Source material rules:
Reference the composition and visual relationships from the source images
Retain the core visual elements from the source
Do not copy original text directly
Do not replicate platform branding
Do not introduce new subjects unrelated to the source material

Text rules:
Only render the following text:
[Main title]
[Subtitle]
[Tag 1]
[Tag 2]

Visual requirements:
[style keywords]
[color requirements]
[typography and layout requirements]

Constraints:
All text must be clearly legible
No extra text
No platform logos
No watermarks
No overlapping text
No information overload

For body infographics, structure the brief around information zones: each block gets one short sentence, title hierarchy stays clear, and the layout is optimized for mobile reading. According to Sprout Social's research, posts with custom visuals consistently outperform text-only content across every major platform.

Use iMini AI to generate a body infographic.

Content theme: [describe the content theme]
Page title: [page title text]
Aspect ratio: [aspect ratio]

Reference images:
Image 1 — information zone layout reference
Image 2 — icon or visual element style reference
Image 3 — color palette and mood reference

Key points:
[Point 1]
[Point 2]
[Point 3]
[Point 4]

Layout requirements:
Use clear information zones
Each block gets one short sentence only
Title hierarchy must be obvious
Maintain sufficient spacing between images and text
Layout optimized for mobile reading

Source material rules:
Reference the visual language of the source images
Retain elements from source images that suit the theme
Do not copy original text from source images
Do not add decorative elements unrelated to the content

Constraints:
All text must be legible
No long paragraphs
No unrelated icons
No watermarks

Body infographic layout created with iMini AI

Step 7: Save the Workflow as a Skill

Once the full pipeline runs successfully, save it as a reusable Skill in Codex. A well-built Skill stores: topic research steps, material scraping flow, image reference classification rules, visual style templates, subagent evaluation setup, iMini AI cover prompt template (with default specs), iMini AI body image prompt template (with default specs), and a final quality checklist.

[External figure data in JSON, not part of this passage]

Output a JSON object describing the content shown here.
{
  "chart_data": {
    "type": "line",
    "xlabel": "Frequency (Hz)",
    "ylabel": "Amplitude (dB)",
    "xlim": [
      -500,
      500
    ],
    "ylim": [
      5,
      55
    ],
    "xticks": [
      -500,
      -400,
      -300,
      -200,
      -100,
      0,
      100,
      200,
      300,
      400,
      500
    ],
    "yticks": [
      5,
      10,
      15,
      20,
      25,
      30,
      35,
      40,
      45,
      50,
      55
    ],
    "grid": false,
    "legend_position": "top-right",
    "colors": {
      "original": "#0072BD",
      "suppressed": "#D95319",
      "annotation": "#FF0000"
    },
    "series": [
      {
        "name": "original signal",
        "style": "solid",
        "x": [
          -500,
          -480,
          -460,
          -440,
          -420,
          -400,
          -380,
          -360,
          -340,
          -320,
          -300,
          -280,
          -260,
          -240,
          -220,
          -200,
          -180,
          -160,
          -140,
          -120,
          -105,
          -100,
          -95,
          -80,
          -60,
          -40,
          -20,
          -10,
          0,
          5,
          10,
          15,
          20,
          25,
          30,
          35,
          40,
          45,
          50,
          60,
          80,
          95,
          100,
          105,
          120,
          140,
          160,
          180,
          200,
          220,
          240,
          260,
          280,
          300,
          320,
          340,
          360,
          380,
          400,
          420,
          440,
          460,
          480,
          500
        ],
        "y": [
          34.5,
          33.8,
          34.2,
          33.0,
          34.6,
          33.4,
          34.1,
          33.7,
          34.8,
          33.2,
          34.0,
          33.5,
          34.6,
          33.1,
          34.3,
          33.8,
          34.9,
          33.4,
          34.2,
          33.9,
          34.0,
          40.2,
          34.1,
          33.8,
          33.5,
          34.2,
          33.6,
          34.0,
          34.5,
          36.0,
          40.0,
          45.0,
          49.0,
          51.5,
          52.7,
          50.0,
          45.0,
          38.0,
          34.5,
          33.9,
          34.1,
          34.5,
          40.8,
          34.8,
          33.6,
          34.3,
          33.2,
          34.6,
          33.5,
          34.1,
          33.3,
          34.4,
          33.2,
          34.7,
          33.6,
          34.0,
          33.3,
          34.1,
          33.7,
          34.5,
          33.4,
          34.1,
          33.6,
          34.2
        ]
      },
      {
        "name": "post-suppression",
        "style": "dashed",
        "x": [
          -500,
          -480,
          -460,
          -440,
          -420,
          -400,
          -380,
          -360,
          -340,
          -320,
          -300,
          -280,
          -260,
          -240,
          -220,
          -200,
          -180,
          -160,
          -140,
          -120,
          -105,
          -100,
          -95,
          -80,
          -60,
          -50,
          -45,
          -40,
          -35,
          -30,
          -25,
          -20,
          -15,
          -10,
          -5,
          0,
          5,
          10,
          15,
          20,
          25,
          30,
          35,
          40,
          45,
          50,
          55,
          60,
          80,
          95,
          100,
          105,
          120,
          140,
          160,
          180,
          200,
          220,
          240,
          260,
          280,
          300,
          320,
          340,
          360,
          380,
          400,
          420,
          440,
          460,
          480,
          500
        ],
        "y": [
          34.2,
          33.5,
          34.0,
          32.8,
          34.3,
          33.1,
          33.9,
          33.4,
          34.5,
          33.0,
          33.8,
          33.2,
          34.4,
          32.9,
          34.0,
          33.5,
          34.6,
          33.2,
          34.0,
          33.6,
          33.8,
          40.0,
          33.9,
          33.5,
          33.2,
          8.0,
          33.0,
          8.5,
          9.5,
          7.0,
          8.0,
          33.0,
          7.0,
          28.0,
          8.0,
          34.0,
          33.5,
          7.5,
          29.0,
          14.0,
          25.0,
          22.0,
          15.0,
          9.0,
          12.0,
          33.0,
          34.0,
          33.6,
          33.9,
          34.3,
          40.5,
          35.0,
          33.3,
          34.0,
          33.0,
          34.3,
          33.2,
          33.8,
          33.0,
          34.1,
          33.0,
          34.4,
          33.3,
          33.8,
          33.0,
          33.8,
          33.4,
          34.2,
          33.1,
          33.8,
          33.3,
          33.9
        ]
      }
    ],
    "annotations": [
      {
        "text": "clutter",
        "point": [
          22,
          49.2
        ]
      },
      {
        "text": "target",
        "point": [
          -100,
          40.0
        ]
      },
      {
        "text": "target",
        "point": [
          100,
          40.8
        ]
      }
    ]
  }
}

Saving content production workflow as reusable Codex Skill

Compile this content production workflow into a reusable Codex Skill.

Skill name: [skill name]
Content direction: [describe direction]
Target platform: [platform name]

Include the following:
- Topic research workflow
- Source material scraping workflow
- Image reference classification rules
- Visual style analysis template
- Subagents evaluation setup
- iMini AI cover prompt template (with default specs)
- iMini AI body image prompt template (with default specs)
- Final quality checklist

Image reference classification rules must cover:
- How to categorize source images
- The reference role of each image category
- Which elements can be retained
- Which elements must be excluded
- How to prevent the generated image from directly copying the source

Complete viral content pipeline built with Codex and iMini AI

Next time you create content, just swap in the new direction, benchmark accounts, reference images, and titles. The rest of the system is already built.

Codex handles research and organization. Subagents handle parallel evaluation. iMini AI handles image generation and layout. The Skill stores what worked. One content run builds the production line for every run that follows.